In the suit of Etot Paul and eight others Versus Attorney General and Sino Hydro Corporation Ltd, logged at the High Court’s Land Division in 2015, the group wanted court to compel government and the Chinese contractor, to pay for aggregate derived from the family rock in plots 76 and plot 77 measuring 14 acres in Nora Village.
In his ruling of the case, Justice Andrew Byabashaija stated the that rocks on the plaintiff’s land fit within the provisions of Article 244(5), which excludes any stone commonly used for building or similar purposes from the definition of minerals and therefore part of land owned by individuals as per Article 237 (1) of the Constitution.
The group was awarded Shs1.2b as the market value for the land, Shs8.3b as value for the rock deposits on the suit land and Shs1b as general damages.
On June 18, 2018, the ministry through the Attorney General appealed Judgement and on November 5, 2019, the Court of Appeal allowed the application to stay the execution of the High Court judgement. This was on condition that the ministry pays the group Shs813m undisputed value for land before November, 30 2019.
While the ministry, according to document, had agreed to the payment of the undisputed sum as approved by the Chief Government Valuer (CGV) in the valuation Report of 2011 amounting to Shs195m, instead of Shs1.2b as value for land, crops and dwellings, it was later established that the CGV’s valuation report was never produced as evidence in the High Court proceedings while the plaintiff adduced a professional valuation report which valued the acquired land, affected properties including costs and losses incurred totaling to Shs813m.
A garnishee order was instituted on the ministry at the High Court in Kampala to pay the undisputed amount of Shs813m. The ministry paid Shs828m as value for land acquired and properties inclusive of Shs15m as cost of the garnishee proceedings as determined by Court under order 23 (Rule 9) of the Civil Procedure Rules.
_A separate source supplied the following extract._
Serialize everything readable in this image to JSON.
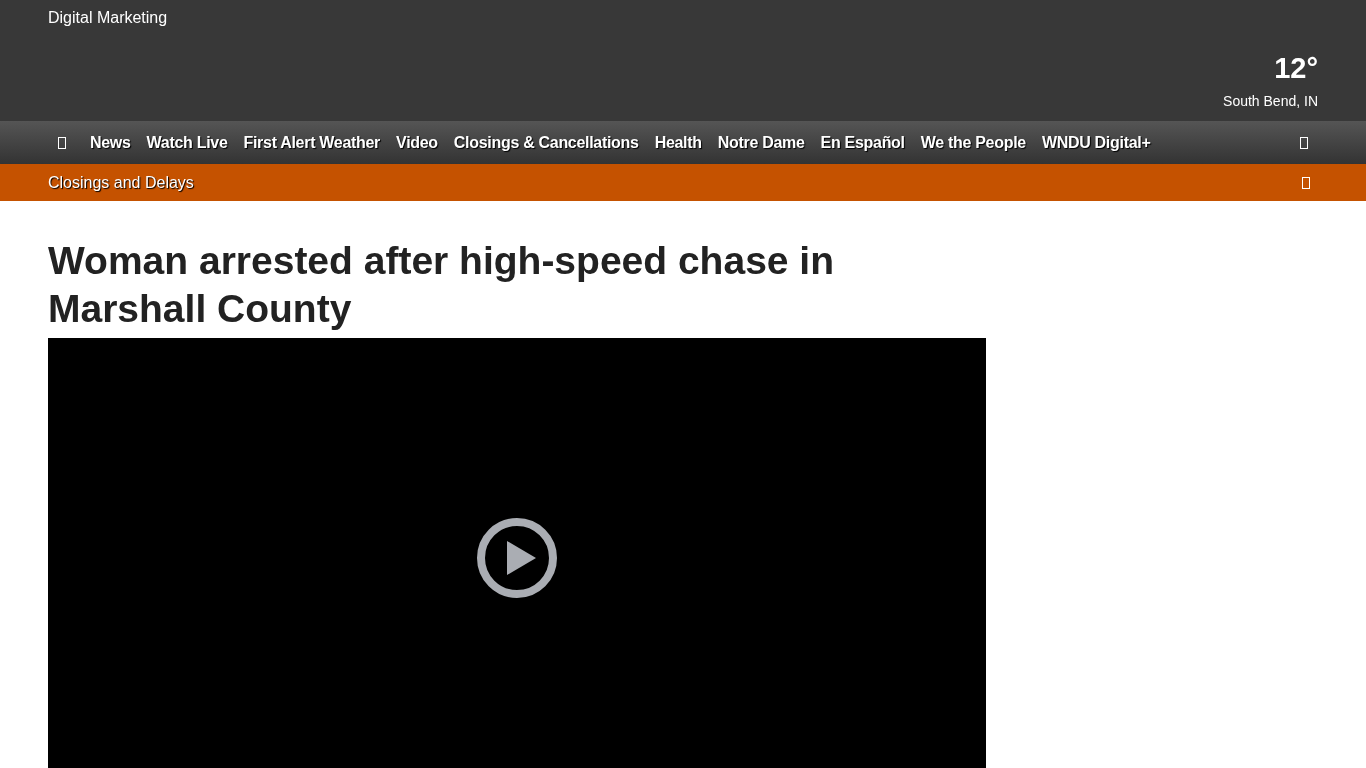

On January 22 2022 the Court of Appeal delivered its Judgement in which it substantially held that the rocks and sand deposits should not be valued and compensated separately from the market value of the land. The Court of Appeal ruled that both the High Court award of Shs8.3b as the value of rock deposits in the acquired land be set aside while the Shs1b as general damages was substituted with an award of Shs203m.
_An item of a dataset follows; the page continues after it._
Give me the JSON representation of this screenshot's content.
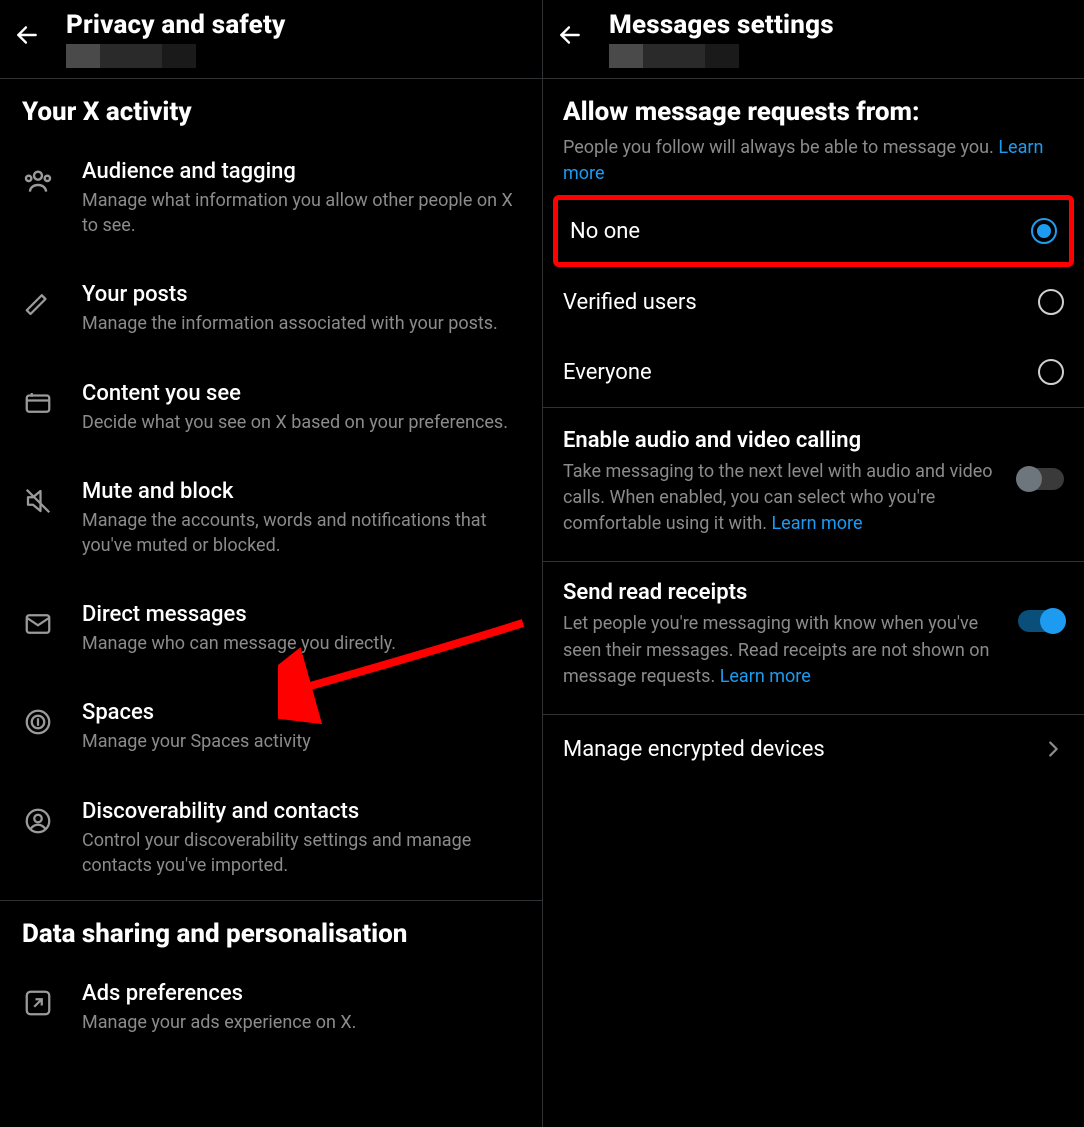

“On April 14, 2022 the Solicitor General advised the Ministry to pay the decretal sum of Shs203m to Etot Paul Peter and his co-respondents and on May 4, 2022, the ministry wrote to GP Advocates to request for bank account details onto which the above payment should made. To date, the requests for account details have not been submitted. The ministry is, however, informed that Etot Paul Peter and his co-respondents have appealed the Judgement,” reads in part, a summary of the case.
In another case before the Masindi High Court, Benjamin Mugenyi sued the Energy ministry through the Attorney General claiming his land was not surveyed and was seeking Shs226.5m. The ministry acknowledged acquisition of Mr Mugenyi’s land and accordingly compensated land but he did not consent to the property value approved by the Chief Government Valuer.
Also at Masindi High Court, former Kibanda County MP Sam Owor Amooti Otada sued alleging that he is entitled to disturbance allowance in computation of total compensation to him from the The Uganda Peoples’ Defence Forces (UPDF) for occupying land he rightfully owned. He further alleged that part of his land, 22 acres, was compulsorily acquired for the project valued at Shs1.159b inclusive of a 30 percent disturbance allowance. The ministry paid him Shs892m as approved by the Chief Government Valuer but declined to pay for the said disturbance allowance additional Shs267m as disturbance allowance for UPDF having occupied the land. The ministry bounced off the claim to the Ministry of Defence, which bounced it back.